The water bank has met resistance out of fear it would set a precedent -- that cities could grow at will and later use the power of their superior numbers to tap the rice fields for water. "In a genuine human emergency, absolutely," said McGeoghegan. But not to help Southern California add new suburbs, fill swimming pools and plant gardens. "Everybody's looking to gore somebody else's ox, it's as simple as that," said McGeoghegan. "Rice looks like an easy mark. It's visible."
In Richvale, up the river in Butte County, a cluster of white-painted elevators and tanks announces Lundberg Family Farms, the area's biggest employer. The family rice business began in 1937 and now includes three brothers and a gaggle of sons, producing mostly organic rice products. "Water is the biggest concern I have about the long-term viability of farming," said Bryce Lundberg, 30, the third generation of Lundbergs to grow rice at Richvale. "I would like to stay in the rice industry. My family has built a name. But if you take away the water, you've taken away what makes the land valuable."
His father, Harlan, 57, is a former Peace Corps volunteer who uses a homespun nature to promote the family's products -- rice cakes, sweeteners, cereal and rice for cooking -- as health food. "Rice is one of the premier foods in the world," says Harlan Lundberg. "I don't think there's a food any healthier. It's the major crop in the world, not because it's easy to grow, because it's so nutritious."
Harlan says people who think rice competes with the city for water misunderstand nature. The water goes back in the Sacramento River, seeps into the ground, evaporates to become rain again someday, or gets converted into food. "I don't have much sympathy for those people," he said. "The water -- all we do is slow it down a little bit. The mega-problem really is population. There's got to be some way to regulate population."

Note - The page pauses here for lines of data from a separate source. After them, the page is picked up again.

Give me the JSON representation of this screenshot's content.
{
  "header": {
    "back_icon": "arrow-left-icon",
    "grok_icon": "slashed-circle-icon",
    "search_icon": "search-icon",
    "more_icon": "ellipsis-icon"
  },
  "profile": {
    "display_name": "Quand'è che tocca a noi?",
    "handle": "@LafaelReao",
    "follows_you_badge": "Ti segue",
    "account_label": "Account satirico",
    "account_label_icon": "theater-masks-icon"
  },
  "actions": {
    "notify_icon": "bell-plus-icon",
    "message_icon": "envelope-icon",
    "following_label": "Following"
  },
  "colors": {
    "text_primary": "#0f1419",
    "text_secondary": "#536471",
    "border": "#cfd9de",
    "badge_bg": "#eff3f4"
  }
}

The tension between rice and growth is not just over water. Environment and health groups have sued the rice industry over the smoke that rises every autumn from burning straw in the rice fields. Studies are trying to learn if the smoke is a cause of an abnormally high lung cancer rate in Sacramento, one of the state's fastest-growing areas.

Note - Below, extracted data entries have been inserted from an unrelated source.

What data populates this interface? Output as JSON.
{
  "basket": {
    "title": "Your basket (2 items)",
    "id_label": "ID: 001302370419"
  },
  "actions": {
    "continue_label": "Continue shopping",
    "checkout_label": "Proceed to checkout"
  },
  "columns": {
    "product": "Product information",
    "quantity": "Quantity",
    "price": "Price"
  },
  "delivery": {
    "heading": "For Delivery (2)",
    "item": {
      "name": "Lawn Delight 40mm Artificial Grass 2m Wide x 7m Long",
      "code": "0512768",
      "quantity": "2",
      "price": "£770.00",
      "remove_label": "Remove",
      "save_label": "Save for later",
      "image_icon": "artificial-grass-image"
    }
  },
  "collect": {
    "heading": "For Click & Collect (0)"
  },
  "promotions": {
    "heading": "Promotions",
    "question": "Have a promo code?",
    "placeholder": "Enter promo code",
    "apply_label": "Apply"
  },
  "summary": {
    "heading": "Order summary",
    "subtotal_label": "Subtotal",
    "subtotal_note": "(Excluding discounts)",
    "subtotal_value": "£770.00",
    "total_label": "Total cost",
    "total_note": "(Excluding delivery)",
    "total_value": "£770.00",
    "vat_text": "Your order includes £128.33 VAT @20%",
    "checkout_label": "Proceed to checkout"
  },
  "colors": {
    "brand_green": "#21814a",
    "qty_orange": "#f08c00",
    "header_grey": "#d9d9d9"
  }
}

The cry against rice rose after the 1986 publication of "Cadillac Desert," an indictment of Western water practices by Reisner. He detailed the case again last year in a second book, "Overtapped Oasis." Then this year -- surprise -- Reisner softened his bite, much to the relief of rice growers. "Irrigating pasture in California is a lot more crazy than rice," said Reisner, a consultant for the Nature Conservancy, who now thinks limited rice growing is good for Northern California. Little else can grow well in the Sacramento Valley clay, Reisner said, and farmers made a persuasive case to him that the rice fields are good for the dwindling Central Valley winter bird migrations. "They convinced me the crop is important for water fowl," Reisner said.